Interact Analysis expects annual shipments will jump from less than 2,000 in 2022, to just above 50,000 by the end of the decade.
There will be just over 150,000 picking robots installed by 2030, according to research from Interact Analysis. The company expects annual shipments will jump from less than 2,000 in 2022, to just above 50,000 by the end of the decade.
In the coming years, Interact Analysis expects the price of labor to continue going up while robotic picking prices decrease. Currently, robotic picking is still prohibitively expensive, especially for one-shift operations. However, by 2030, the average price of picking robots will drop by 40% while the cost of warehouse labor will increase by 30% over the same period.
Interact Analysis also expects robot density to increase as time goes on. Right now, Interact Analysis assumes that for every 3-5 robots, there will be one full-time equivalent (FTE) employee supervising them. By 2030, this will change to one FTE for every 7-10 robots.

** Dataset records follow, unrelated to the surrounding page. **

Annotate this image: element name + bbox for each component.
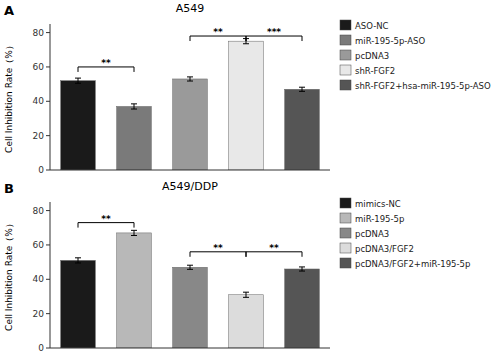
legend-label: miR-195-5p [355,214,404,224]
y-tick [46,170,50,171]
legend-swatch [340,243,351,253]
error-bar [131,104,137,109]
y-tick [46,348,50,349]
bar [61,260,96,348]
panel: B A549/DDP Cell Inhibition Rate（%） 0 20 40 60 8… [4,180,470,353]
y-tick-label: 80 [33,206,45,216]
bar [61,81,96,170]
y-tick-label: 60 [33,240,45,250]
y-tick [46,32,50,33]
background [0,0,500,356]
y-tick [46,279,50,280]
error-bar [187,77,193,81]
y-tick [46,244,50,245]
legend-swatch [340,50,351,60]
legend-label: pcDNA3 [355,229,389,239]
legend-label: shR-FGF2+hsa-miR-195-5p-ASO [355,81,491,91]
bar [117,233,152,348]
significance-label: ** [101,214,111,224]
x-axis [50,348,330,349]
significance-label: ** [213,243,223,253]
panel: AA549Cell Inhibition Rate（%）020406080***… [4,2,491,175]
legend-swatch [340,80,351,90]
bar [285,269,320,348]
error-bar [75,258,81,263]
error-bar [131,230,137,235]
legend-label: pcDNA3/FGF2+miR-195-5p [355,259,470,269]
y-tick [46,210,50,211]
y-axis [50,24,51,170]
legend-swatch [340,198,351,208]
y-axis-label: Cell Inhibition Rate（%） [4,41,14,153]
y-tick-label: 60 [33,62,45,72]
bar [285,89,320,170]
error-bar [243,292,249,297]
legend-label: mimics-NC [355,199,401,209]
y-tick-label: 80 [33,28,45,38]
y-tick-label: 20 [33,131,45,141]
y-tick-label: 40 [33,274,45,284]
legend-swatch [340,228,351,238]
figure: AA549Cell Inhibition Rate（%）020406080***… [0,0,500,356]
plot-area [61,223,320,348]
plot-area [61,36,320,170]
y-tick-label: 40 [33,96,45,106]
y-axis-label: Cell Inhibition Rate（%） [4,219,14,331]
bar [117,106,152,170]
y-tick [46,101,50,102]
y-tick [46,313,50,314]
legend-label: pcDNA3/FGF2 [355,244,414,254]
panel-label: A [4,3,14,18]
legend-swatch [340,20,351,30]
legend-label: shR-FGF2 [355,66,395,76]
legend-swatch [340,258,351,268]
y-tick-label: 0 [38,165,44,175]
significance-label: ** [101,58,111,68]
error-bar [299,267,305,271]
y-tick-label: 20 [33,309,45,319]
bar [229,41,264,170]
bar [173,267,208,348]
legend-swatch [340,35,351,45]
error-bar [75,78,81,83]
y-tick [46,66,50,67]
significance-label: ** [269,243,279,253]
x-axis [50,170,330,171]
error-bar [299,87,305,91]
bar [173,79,208,170]
significance-label: *** [267,27,281,37]
legend-label: pcDNA3 [355,51,389,61]
legend-swatch [340,65,351,75]
bar [229,295,264,348]
legend-label: ASO-NC [355,21,389,31]
title: A549/DDP [162,180,218,193]
panel-label: B [4,181,14,196]
error-bar [187,265,193,269]
y-tick [46,135,50,136]
y-tick-label: 0 [38,343,44,353]
title: A549 [176,2,205,15]
legend-swatch [340,213,351,223]
y-axis [50,202,51,348]
significance-label: ** [213,27,223,37]
legend-label: miR-195-5p-ASO [355,36,425,46]
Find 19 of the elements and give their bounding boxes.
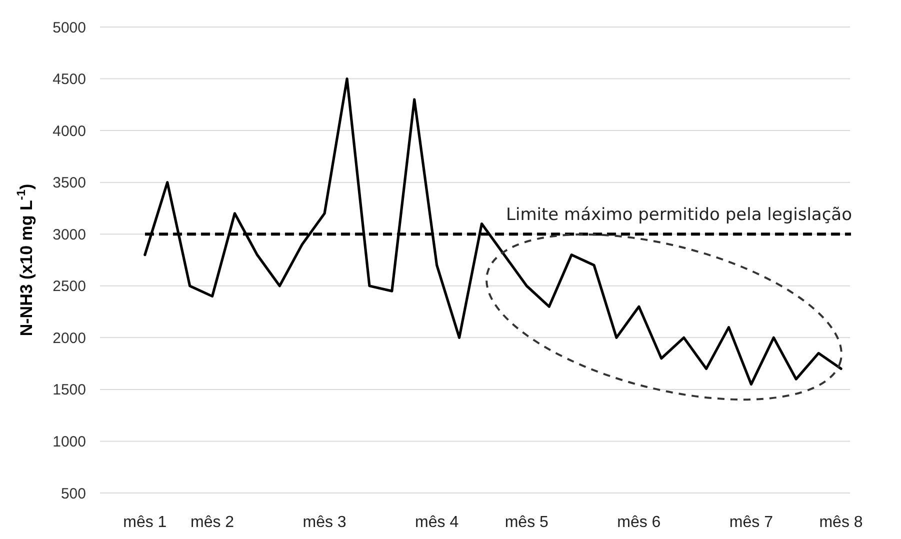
x-tick-label: mês 4 — [415, 514, 459, 531]
x-tick-label: mês 6 — [617, 514, 661, 531]
x-tick-label: mês 3 — [302, 514, 346, 531]
x-tick-label: mês 1 — [123, 514, 167, 531]
ref-line-label: Limite máximo permitido pela legislação — [506, 205, 852, 226]
x-tick-label: mês 8 — [819, 514, 863, 531]
y-tick-label: 500 — [60, 485, 86, 502]
y-tick-label: 3500 — [52, 174, 86, 192]
y-tick-label: 2000 — [52, 330, 86, 347]
x-tick-label: mês 7 — [729, 514, 774, 531]
y-tick-label: 4000 — [52, 122, 86, 140]
y-tick-label: 1000 — [52, 433, 86, 450]
y-tick-label: 2500 — [52, 278, 86, 296]
y-tick-label: 3000 — [52, 226, 86, 244]
y-tick-label: 1500 — [52, 382, 86, 399]
x-tick-label: mês 2 — [190, 514, 234, 531]
y-tick-label: 4500 — [52, 71, 86, 88]
x-tick-label: mês 5 — [504, 514, 549, 531]
y-tick-label: 5000 — [52, 19, 86, 36]
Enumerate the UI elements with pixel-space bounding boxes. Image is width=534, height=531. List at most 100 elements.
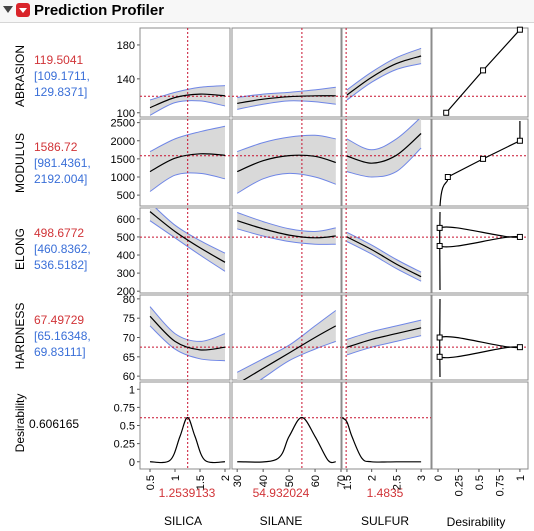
ci-lower-abrasion-sulfur <box>346 63 422 101</box>
row-label-modulus: MODULUS <box>13 133 27 193</box>
y-tick-label-hardness-3: 65 <box>123 352 135 364</box>
desirability-handle-abrasion-1[interactable] <box>480 67 487 74</box>
abrasion-ci-high: 129.8371] <box>34 85 87 99</box>
y-tick-label-elong-2: 400 <box>117 250 135 262</box>
y-tick-label-elong-3: 300 <box>117 268 135 280</box>
profiler-plot: ABRASION MODULUS ELONG HARDNESS Desirabi… <box>13 26 529 529</box>
x-tick-label-sulfur-0: 1.5 <box>342 475 354 490</box>
ci-upper-elong-silane <box>237 212 336 233</box>
desirability-cell-desirability <box>431 381 529 470</box>
y-tick-label-desirability-0: 1 <box>129 384 135 396</box>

Robot density in the US has increased steadily through the years. In 2021, The US had 274 robots for every 10,000 workers, making it the ninth most automated country in the world, according to the International Federation of Robotics (IFR).
Other countries, like China, for example, have been more rapidly increasing their robot density. From 2020 to 2021, China went from being tied for the ninth most automated country worldwide to being fifth with 322 industrial robots for every 10,000 employees, surpassing Chinese Taipai, the United States, Hong Kong and Sweden in robot density.
As a whole, robot installations hit an all-time high in 2021, according to the IFR. The IFR’s report showed that 517,385 new industrial robots were installed in 2021 in factories around the world.
For the past two years in a row, 2022 and 2021, North American robot sales have hit a record high, according to the Association for Advancing Automation (A3). North American companies ordered 44,196 robots in 2022, an 11% increase from 2021. Those sales were valued at $2.38 billion, an 18% increase from the year before.